FOREWORD
Ethnicity, nationalism and the unitary state in the Middle East: The case of the Kurds
Faleh A. Jabar and Hosham Dawod
With the advent of the 21 st century, ethnic relations are assuming the central role that nationalism occupied at the beginning of the 20th century, when the principle of self-determination was heralded by two contrasting leaders: the revolutionary Russian Vladimir Lenin and the liberal American Woodrow Wilson. Since more than 8000 languages dot the planet, and dozens of religions and races mix with them, these markers of ethnicities are trapped in fewer than 200 states, the very political units that may satisfy nationalist yearnings. Ethnicity may prove to be thornier and more problematic. The case of the Kurds is now to the fore. And Iraq, the focus of international politics, is its arena.

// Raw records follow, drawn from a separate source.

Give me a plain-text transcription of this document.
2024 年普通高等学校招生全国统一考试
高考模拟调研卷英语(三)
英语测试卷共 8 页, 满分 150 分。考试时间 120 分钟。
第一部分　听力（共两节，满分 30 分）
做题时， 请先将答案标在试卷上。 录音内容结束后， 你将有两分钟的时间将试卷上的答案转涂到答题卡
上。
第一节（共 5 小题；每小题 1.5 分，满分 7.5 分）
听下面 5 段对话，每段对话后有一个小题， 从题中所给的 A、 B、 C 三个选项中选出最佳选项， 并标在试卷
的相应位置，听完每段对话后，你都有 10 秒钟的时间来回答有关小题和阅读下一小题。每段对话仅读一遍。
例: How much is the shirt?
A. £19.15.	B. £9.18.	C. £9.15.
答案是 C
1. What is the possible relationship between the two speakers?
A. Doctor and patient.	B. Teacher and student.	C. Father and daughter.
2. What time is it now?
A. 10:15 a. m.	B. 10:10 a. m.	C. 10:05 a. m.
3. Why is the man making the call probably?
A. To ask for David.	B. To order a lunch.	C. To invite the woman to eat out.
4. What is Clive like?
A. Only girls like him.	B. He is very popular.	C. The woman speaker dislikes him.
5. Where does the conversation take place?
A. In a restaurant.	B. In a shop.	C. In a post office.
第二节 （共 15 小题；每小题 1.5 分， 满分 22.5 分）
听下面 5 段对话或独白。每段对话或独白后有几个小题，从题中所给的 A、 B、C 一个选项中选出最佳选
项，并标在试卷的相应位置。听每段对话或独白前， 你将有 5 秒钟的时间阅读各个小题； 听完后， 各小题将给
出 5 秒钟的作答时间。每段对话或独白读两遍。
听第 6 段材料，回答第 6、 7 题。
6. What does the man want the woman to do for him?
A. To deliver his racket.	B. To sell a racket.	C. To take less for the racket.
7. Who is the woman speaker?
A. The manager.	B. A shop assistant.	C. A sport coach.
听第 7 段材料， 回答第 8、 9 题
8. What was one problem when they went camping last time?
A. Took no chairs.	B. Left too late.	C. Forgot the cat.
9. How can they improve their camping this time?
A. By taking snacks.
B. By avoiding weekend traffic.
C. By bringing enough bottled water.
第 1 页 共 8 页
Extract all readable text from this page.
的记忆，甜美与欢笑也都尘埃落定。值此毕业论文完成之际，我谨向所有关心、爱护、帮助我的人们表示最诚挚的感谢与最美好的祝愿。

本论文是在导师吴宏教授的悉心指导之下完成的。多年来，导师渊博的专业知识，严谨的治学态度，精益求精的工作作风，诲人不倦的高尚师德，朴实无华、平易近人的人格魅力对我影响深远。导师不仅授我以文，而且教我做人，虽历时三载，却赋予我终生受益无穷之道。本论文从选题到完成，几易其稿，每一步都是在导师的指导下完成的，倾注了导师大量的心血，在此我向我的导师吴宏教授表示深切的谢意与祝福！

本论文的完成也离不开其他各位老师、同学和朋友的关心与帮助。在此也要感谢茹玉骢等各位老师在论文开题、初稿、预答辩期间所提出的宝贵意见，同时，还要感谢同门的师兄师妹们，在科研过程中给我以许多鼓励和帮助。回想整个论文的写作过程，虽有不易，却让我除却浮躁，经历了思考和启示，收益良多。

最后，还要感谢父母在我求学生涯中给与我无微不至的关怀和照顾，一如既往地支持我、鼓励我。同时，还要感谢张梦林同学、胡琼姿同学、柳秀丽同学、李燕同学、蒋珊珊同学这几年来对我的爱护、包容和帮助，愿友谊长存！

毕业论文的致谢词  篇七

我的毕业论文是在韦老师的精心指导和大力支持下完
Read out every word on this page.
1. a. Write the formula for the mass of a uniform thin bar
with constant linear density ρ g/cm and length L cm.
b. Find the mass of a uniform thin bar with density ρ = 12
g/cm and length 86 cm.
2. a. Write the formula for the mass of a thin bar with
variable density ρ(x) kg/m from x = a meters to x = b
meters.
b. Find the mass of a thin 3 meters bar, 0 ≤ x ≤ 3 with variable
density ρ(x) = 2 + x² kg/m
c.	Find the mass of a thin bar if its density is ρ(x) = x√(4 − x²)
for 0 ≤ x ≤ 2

This volume approaches the ethnic question in a specific region, the Middle East, and on the basis of a specific case, the Kurds, focusing most attention on Iraq, where the first Kurdish federal polity is taking shape.
The book examines ethnicity from a wider theoretical perspective, scrutinizing the long-accepted underpinnings of what ethnicity is and is not. Most importantly, it develops, through a diversified critique of modernist, essentialist and historical schools, a more complex and fluid understanding of ethnicity. The role of language, material culture and religion is examined, together with the role of social organization — tribe, sect, Sufi lodges and city — in defining the ethnic self. Cases are drawn not only from Iraq but also from the modem or recent history of Iraq, Turkey and Iran.
The authors of this volume include, among others, Fred Halliday, Martin Van Bruinessen, Joyce Blau, Maria O'Shea, Sami Zubaida, Gareth Stansfield and Michael Gunter, each authors of works on the Kurds or the Middle East.
They hail from various disciplines that combine history, anthropology and sociology with politics, geography and linguistics, lending the debate a rich and intricate character.
Faleh A. Jabar is Director of the newly established Iraq Institute for Strategic Studies. His books include The Shi'ite movement in Iraq (Saqi).
Hosham Dawod is an anthropologist at the Centre Nationale de la Recherche Scientifique and co-editor with Faleh A. Jabar of Tribes and Power: Nationalism and Ethnicity in the Middle East (Saqi).